# Baby Rudin Excercie 1.7 (Existence of Logarithms)

I'm currently working through Baby Rudin and need help on exercise 1.7(f).

The question:

Let $A$ be the set of all $w$ such that $b^w < y$, and show that $x = \text{sup}(A)$ satisfies $b^x = y$.

Things given and proven in parts (a)-(e).

1. $b > 1$, $y > 0$, $x \in \mathbb{R}$
2. $\forall n \in \mathbb{Z}^+$, $b^n - 1 \geq n(b-1)$
3. $b-1 \geq n(b^{1/n}-1)$
4. $b^{1/n} < t$
5. $b^w < y \implies b^{w+(1/n)} < y$, for sufficiently large $n$, and using the substitution $t = yb^{-w}$.
6. $b^w > y \implies b^{w-(1/n)} > y$

I'm having trouble proving this.
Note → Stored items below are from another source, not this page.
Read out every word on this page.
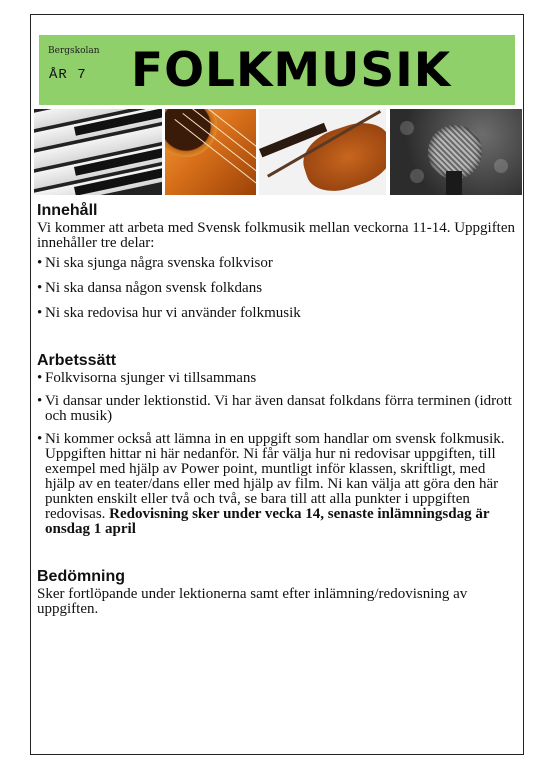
Bergskolan
ÅR 7 FOLKMUSIK
Innehåll

Vi kommer att arbeta med Svensk folkmusik mellan veckorna 11-14. Uppgiften innehåller tre delar:

• Ni ska sjunga några svenska folkvisor
• Ni ska dansa någon svensk folkdans
• Ni ska redovisa hur vi använder folkmusik
Arbetssätt
• Folkvisorna sjunger vi tillsammans
• Vi dansar under lektionstid. Vi har även dansat folkdans förra terminen (idrott och musik)
• Ni kommer också att lämna in en uppgift som handlar om svensk folkmusik. Uppgiften hittar ni här nedanför. Ni får välja hur ni redovisar uppgiften, till exempel med hjälp av Power point, muntligt inför klassen, skriftligt, med hjälp av en teater/dans eller med hjälp av film. Ni kan välja att göra den här punkten enskilt eller två och två, se bara till att alla punkter i uppgiften redovisas. Redovisning sker under vecka 14, senaste inlämningsdag är onsdag 1 april
Bedömning

Sker fortlöpande under lektionerna samt efter inlämning/redovisning av uppgiften.
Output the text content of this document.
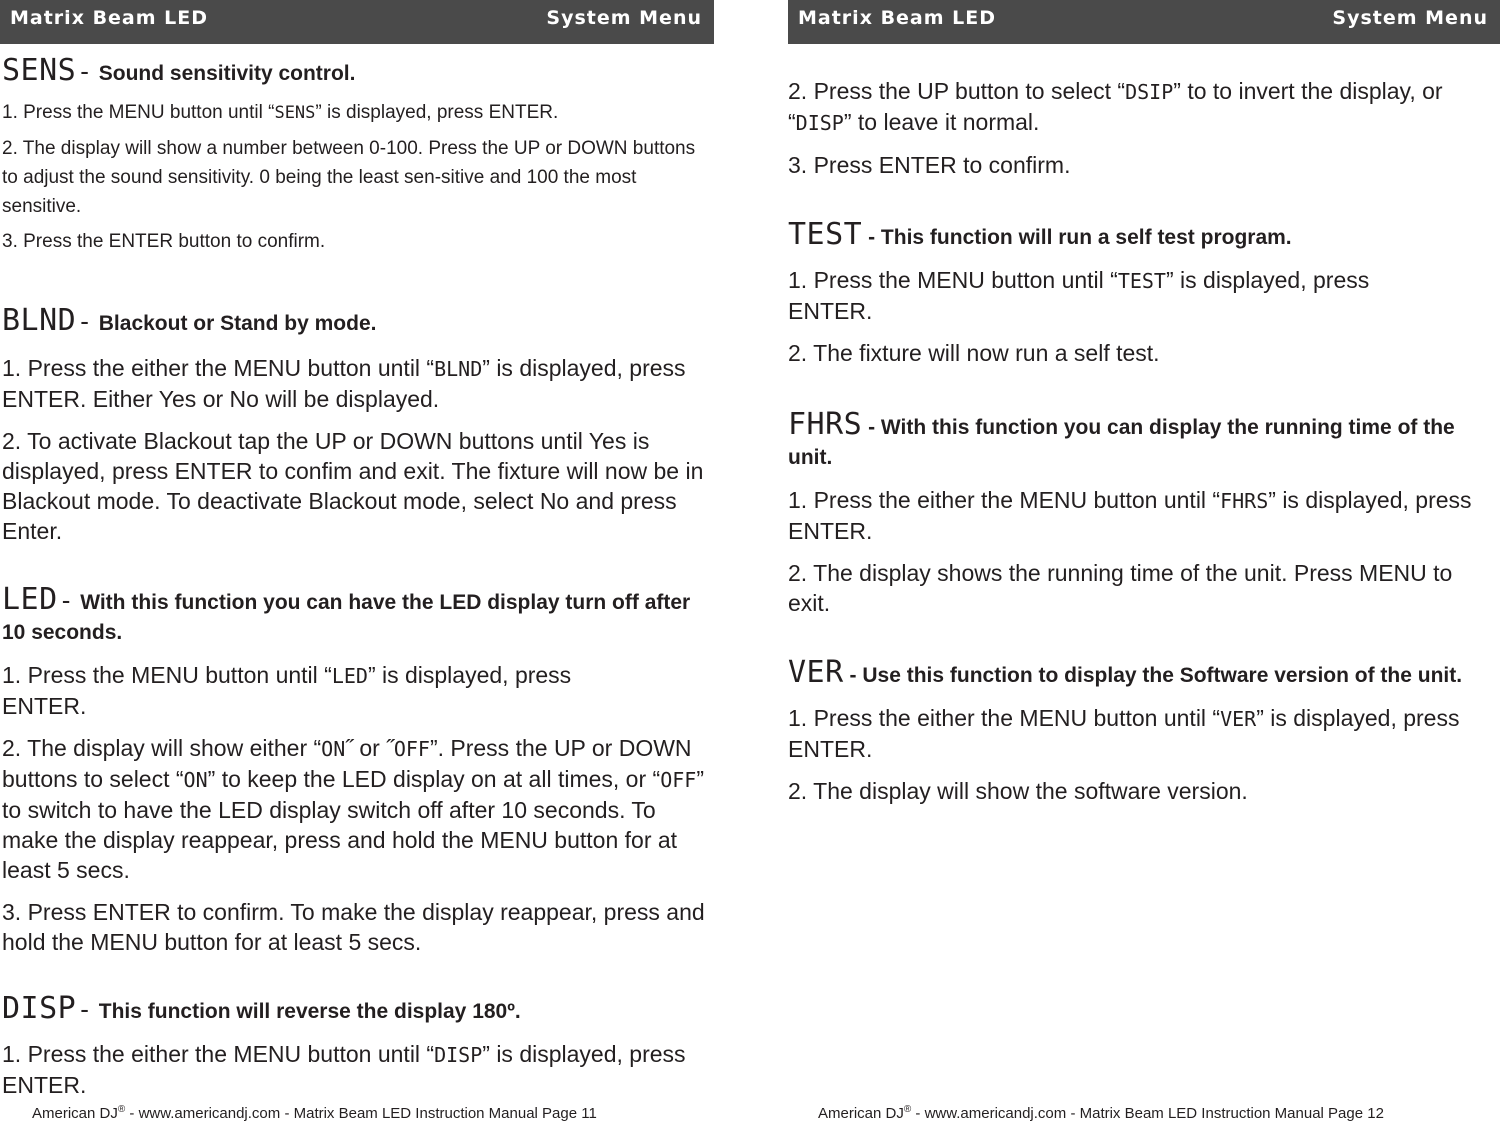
Matrix Beam LED	System Menu

SENS - Sound sensitivity control.

1. Press the MENU button until “SENS” is displayed, press ENTER.

2. The display will show a number between 0-100. Press the UP or DOWN buttons to adjust the sound sensitivity. 0 being the least sen-sitive and 100 the most sensitive.

3. Press the ENTER button to confirm.

BLND - Blackout or Stand by mode.

1. Press the either the MENU button until “BLND” is displayed, press ENTER. Either Yes or No will be displayed.

2. To activate Blackout tap the UP or DOWN buttons until Yes is displayed, press ENTER to confim and exit. The fixture will now be in Blackout mode. To deactivate Blackout mode, select No and press Enter.

LED - With this function you can have the LED display turn off after 10 seconds.

1. Press the MENU button until “LED” is displayed, press ENTER.

2. The display will show either “ON˝ or ˝OFF”. Press the UP or DOWN buttons to select “ON” to keep the LED display on at all times, or “OFF” to switch to have the LED display switch off after 10 seconds. To make the display reappear, press and hold the MENU button for at least 5 secs.

3. Press ENTER to confirm. To make the display reappear, press and hold the MENU button for at least 5 secs.

DISP - This function will reverse the display 180º.

1. Press the either the MENU button until “DISP” is displayed, press ENTER.

American DJ® - www.americandj.com - Matrix Beam LED Instruction Manual Page 11
Matrix Beam LED	System Menu

2. Press the UP button to select “DSIP” to to invert the display, or “DISP” to leave it normal.

3. Press ENTER to confirm.

TEST - This function will run a self test program.

1. Press the MENU button until “TEST” is displayed, press ENTER.

2. The fixture will now run a self test.

FHRS - With this function you can display the running time of the unit.

1. Press the either the MENU button until “FHRS” is displayed, press ENTER.

2. The display shows the running time of the unit. Press MENU to exit.

VER - Use this function to display the Software version of the unit.

1. Press the either the MENU button until “VER” is displayed, press ENTER.

2. The display will show the software version.

American DJ® - www.americandj.com - Matrix Beam LED Instruction Manual Page 12
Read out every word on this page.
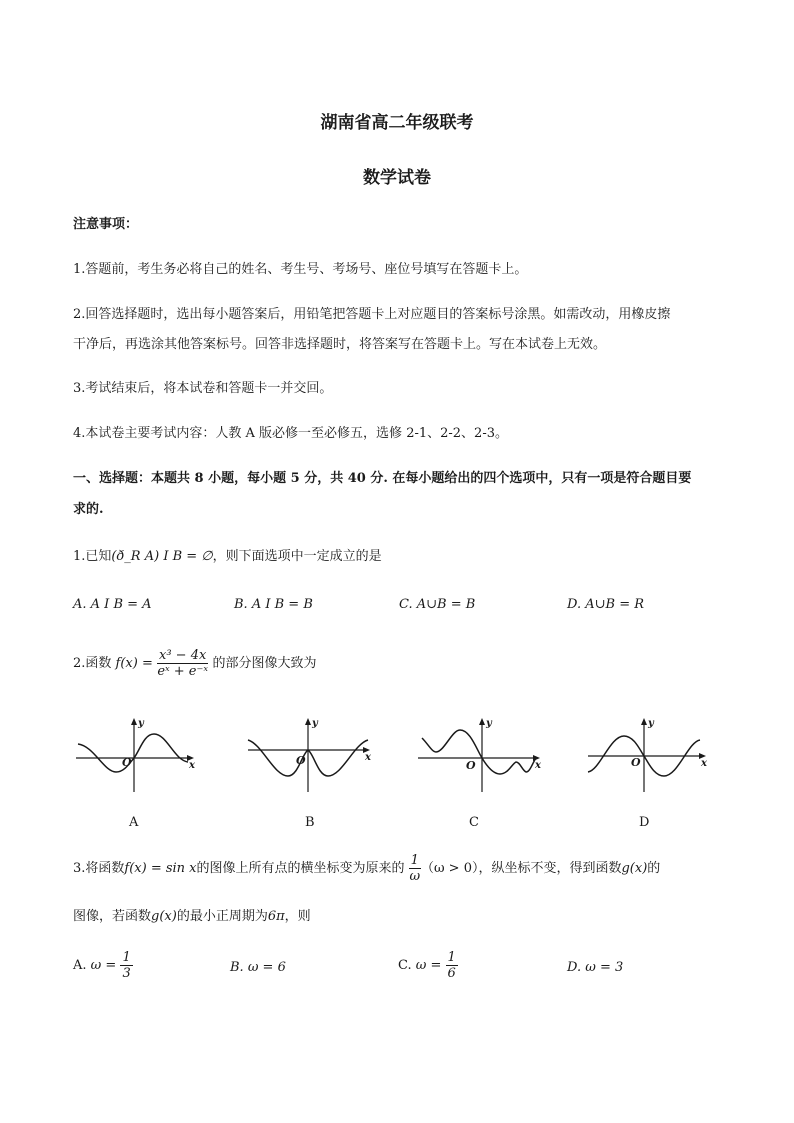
湖南省高二年级联考
数学试卷
注意事项：
1.答题前，考生务必将自己的姓名、考生号、考场号、座位号填写在答题卡上。
2.回答选择题时，选出每小题答案后，用铅笔把答题卡上对应题目的答案标号涂黑。如需改动，用橡皮擦
干净后，再选涂其他答案标号。回答非选择题时，将答案写在答题卡上。写在本试卷上无效。
3.考试结束后，将本试卷和答题卡一并交回。
4.本试卷主要考试内容：人教 A 版必修一至必修五，选修 2-1、2-2、2-3。
一、选择题：本题共 8 小题，每小题 5 分，共 40 分. 在每小题给出的四个选项中，只有一项是符合题目要
求的.
1.已知(ð_R A) I B = ∅，则下面选项中一定成立的是
A. A I B = A	B. A I B = B	C. A∪B = B	D. A∪B = R
2.函数 $f(x) = \frac{\text{x³ − 4x}}{\text{eˣ + e⁻ˣ}}$ 的部分图像大致为
y
x
O
y
x
O
y
x
O
y
x
O
A	B	C	D
3.将函数f(x) = sin x的图像上所有点的横坐标变为原来的 $\frac{1}{\omega} (\omega > 0)$，纵坐标不变，得到函数g(x)的
图像，若函数g(x)的最小正周期为6π，则
A. $\omega = \frac{1}{3}$	B. ω = 6	C. $\omega = \frac{1}{6}$	D. ω = 3
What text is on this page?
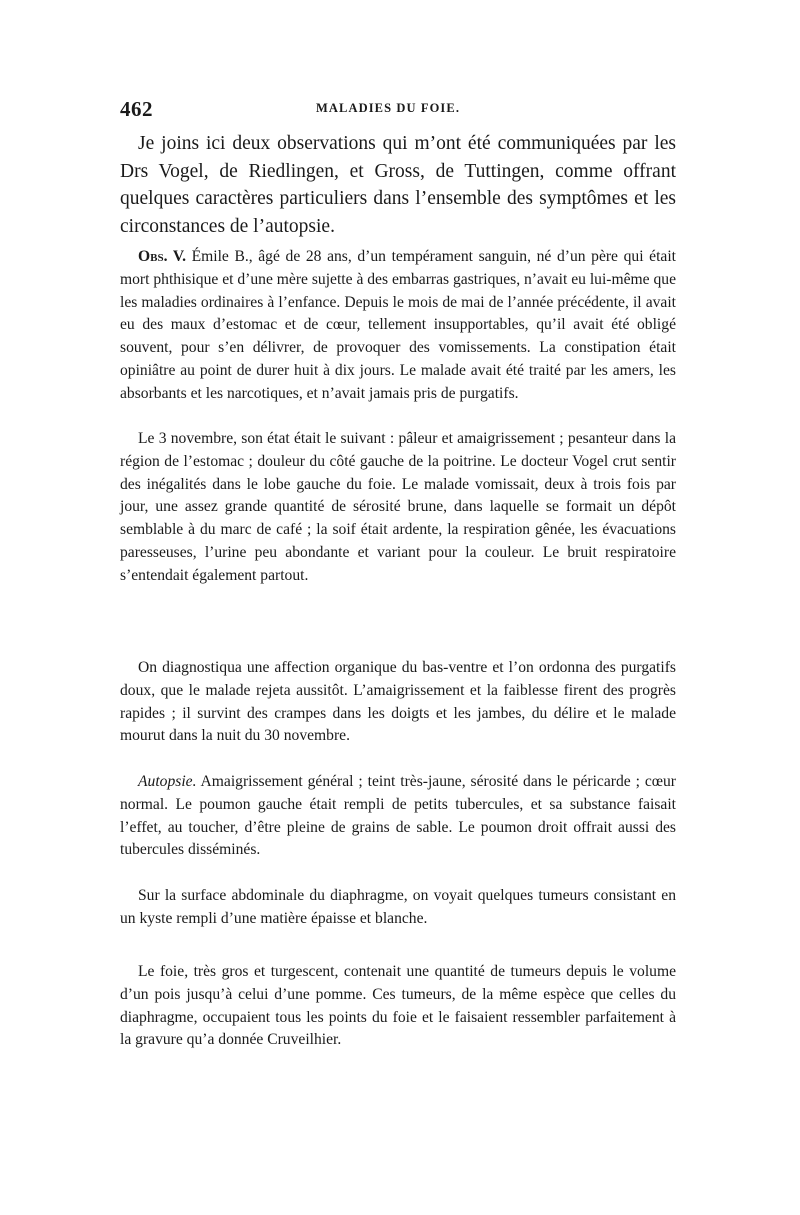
462	MALADIES DU FOIE.

Je joins ici deux observations qui m’ont été communiquées par les Drs Vogel, de Riedlingen, et Gross, de Tuttingen, comme offrant quelques caractères particuliers dans l’ensemble des symptômes et les circonstances de l’autopsie.

Obs. V. Émile B., âgé de 28 ans, d’un tempérament sanguin, né d’un père qui était mort phthisique et d’une mère sujette à des embarras gastriques, n’avait eu lui-même que les maladies ordinaires à l’enfance. Depuis le mois de mai de l’année précédente, il avait eu des maux d’estomac et de cœur, tellement insupportables, qu’il avait été obligé souvent, pour s’en délivrer, de provoquer des vomissements. La constipation était opiniâtre au point de durer huit à dix jours. Le malade avait été traité par les amers, les absorbants et les narcotiques, et n’avait jamais pris de purgatifs.

Le 3 novembre, son état était le suivant : pâleur et amaigrissement ; pesanteur dans la région de l’estomac ; douleur du côté gauche de la poitrine. Le docteur Vogel crut sentir des inégalités dans le lobe gauche du foie. Le malade vomissait, deux à trois fois par jour, une assez grande quantité de sérosité brune, dans laquelle se formait un dépôt semblable à du marc de café ; la soif était ardente, la respiration gênée, les évacuations paresseuses, l’urine peu abondante et variant pour la couleur. Le bruit respiratoire s’entendait également partout.

On diagnostiqua une affection organique du bas-ventre et l’on ordonna des purgatifs doux, que le malade rejeta aussitôt. L’amaigrissement et la faiblesse firent des progrès rapides ; il survint des crampes dans les doigts et les jambes, du délire et le malade mourut dans la nuit du 30 novembre.

Autopsie. Amaigrissement général ; teint très-jaune, sérosité dans le péricarde ; cœur normal. Le poumon gauche était rempli de petits tubercules, et sa substance faisait l’effet, au toucher, d’être pleine de grains de sable. Le poumon droit offrait aussi des tubercules disséminés.

Sur la surface abdominale du diaphragme, on voyait quelques tumeurs consistant en un kyste rempli d’une matière épaisse et blanche.

Le foie, très gros et turgescent, contenait une quantité de tumeurs depuis le volume d’un pois jusqu’à celui d’une pomme. Ces tumeurs, de la même espèce que celles du diaphragme, occupaient tous les points du foie et le faisaient ressembler parfaitement à la gravure qu’a donnée Cruveilhier.
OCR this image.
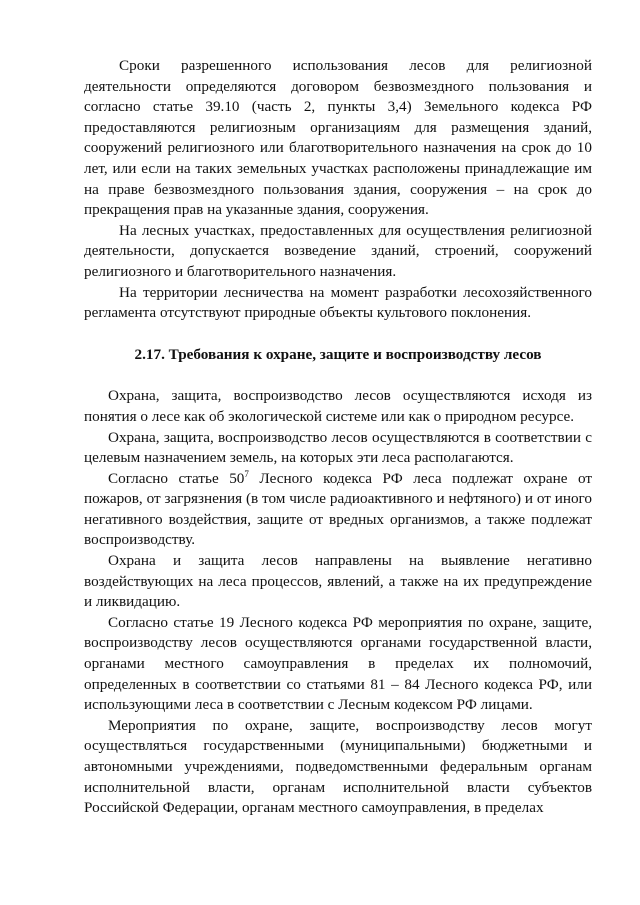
Сроки разрешенного использования лесов для религиозной деятельности определяются договором безвозмездного пользования и согласно статье 39.10 (часть 2, пункты 3,4) Земельного кодекса РФ предоставляются религиозным организациям для размещения зданий, сооружений религиозного или благотворительного назначения на срок до 10 лет, или если на таких земельных участках расположены принадлежащие им на праве безвозмездного пользования здания, сооружения – на срок до прекращения прав на указанные здания, сооружения.

На лесных участках, предоставленных для осуществления религиозной деятельности, допускается возведение зданий, строений, сооружений религиозного и благотворительного назначения.

На территории лесничества на момент разработки лесохозяйственного регламента отсутствуют природные объекты культового поклонения.

2.17. Требования к охране, защите и воспроизводству лесов

Охрана, защита, воспроизводство лесов осуществляются исходя из понятия о лесе как об экологической системе или как о природном ресурсе.

Охрана, защита, воспроизводство лесов осуществляются в соответствии с целевым назначением земель, на которых эти леса располагаются.

Согласно статье $50^7$ Лесного кодекса РФ леса подлежат охране от пожаров, от загрязнения (в том числе радиоактивного и нефтяного) и от иного негативного воздействия, защите от вредных организмов, а также подлежат воспроизводству.

Охрана и защита лесов направлены на выявление негативно воздействующих на леса процессов, явлений, а также на их предупреждение и ликвидацию.

Согласно статье 19 Лесного кодекса РФ мероприятия по охране, защите, воспроизводству лесов осуществляются органами государственной власти, органами местного самоуправления в пределах их полномочий, определенных в соответствии со статьями 81 – 84 Лесного кодекса РФ, или использующими леса в соответствии с Лесным кодексом РФ лицами.

Мероприятия по охране, защите, воспроизводству лесов могут осуществляться государственными (муниципальными) бюджетными и автономными учреждениями, подведомственными федеральным органам исполнительной власти, органам исполнительной власти субъектов Российской Федерации, органам местного самоуправления, в пределах
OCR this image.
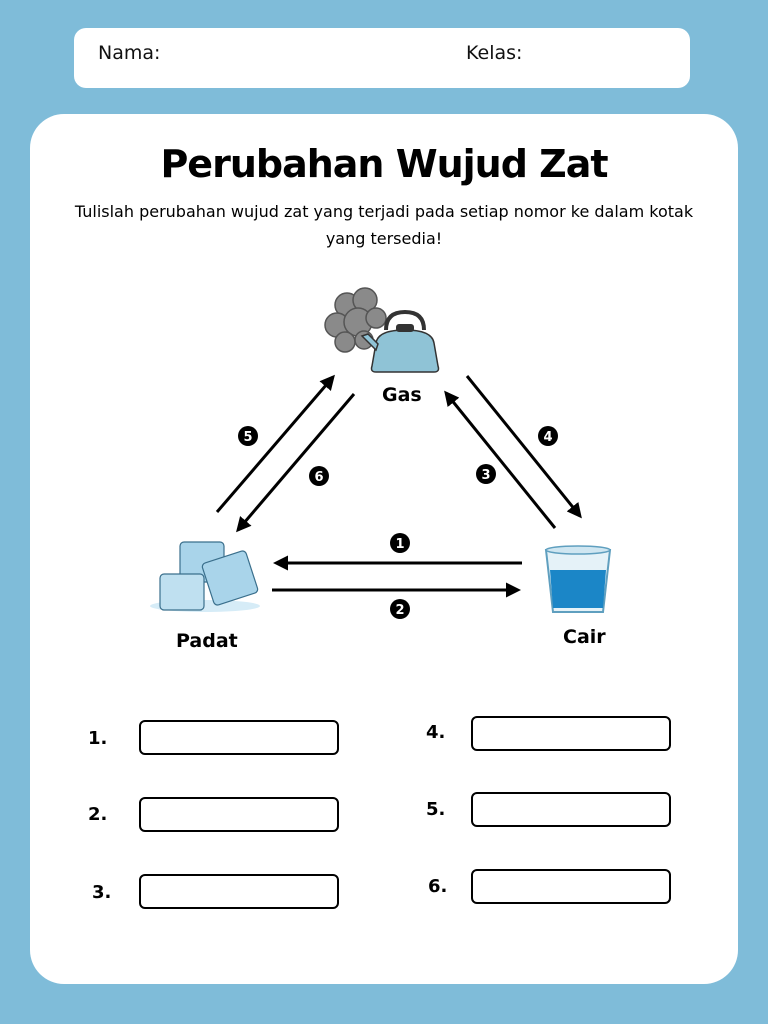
Nama:	Kelas:
Perubahan Wujud Zat
Tulislah perubahan wujud zat yang terjadi pada setiap nomor ke dalam kotak yang tersedia!
1
2
3
4
5
6
Gas
Padat	Cair
1.
2.
3.
4.
5.
6.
My approach so far is to try to prove that both $b^x < y$ and $b^x > y$ are false, so that $b^x = y$.

Proof (so far):

By definition, $\forall w \in A$, $x \geq w$. Assume $b^x < y$. $b^{x+1/n} < y \implies b^xb^{1/n} < y$ (This is where my proof falls apart, I'd like to use fact #4 to substitute in $t$, but it might invalidate my inequality. The same problem occurs if I assume $b^x > y$. Any ideas?)

well you certainly have $$b^x \le y$$ this suggests an approach based on
suppose $b^x \lt y$
can you use the facts you cite to show that $$\exists z \gt x\\ b^z \lt y$$ a contradiction?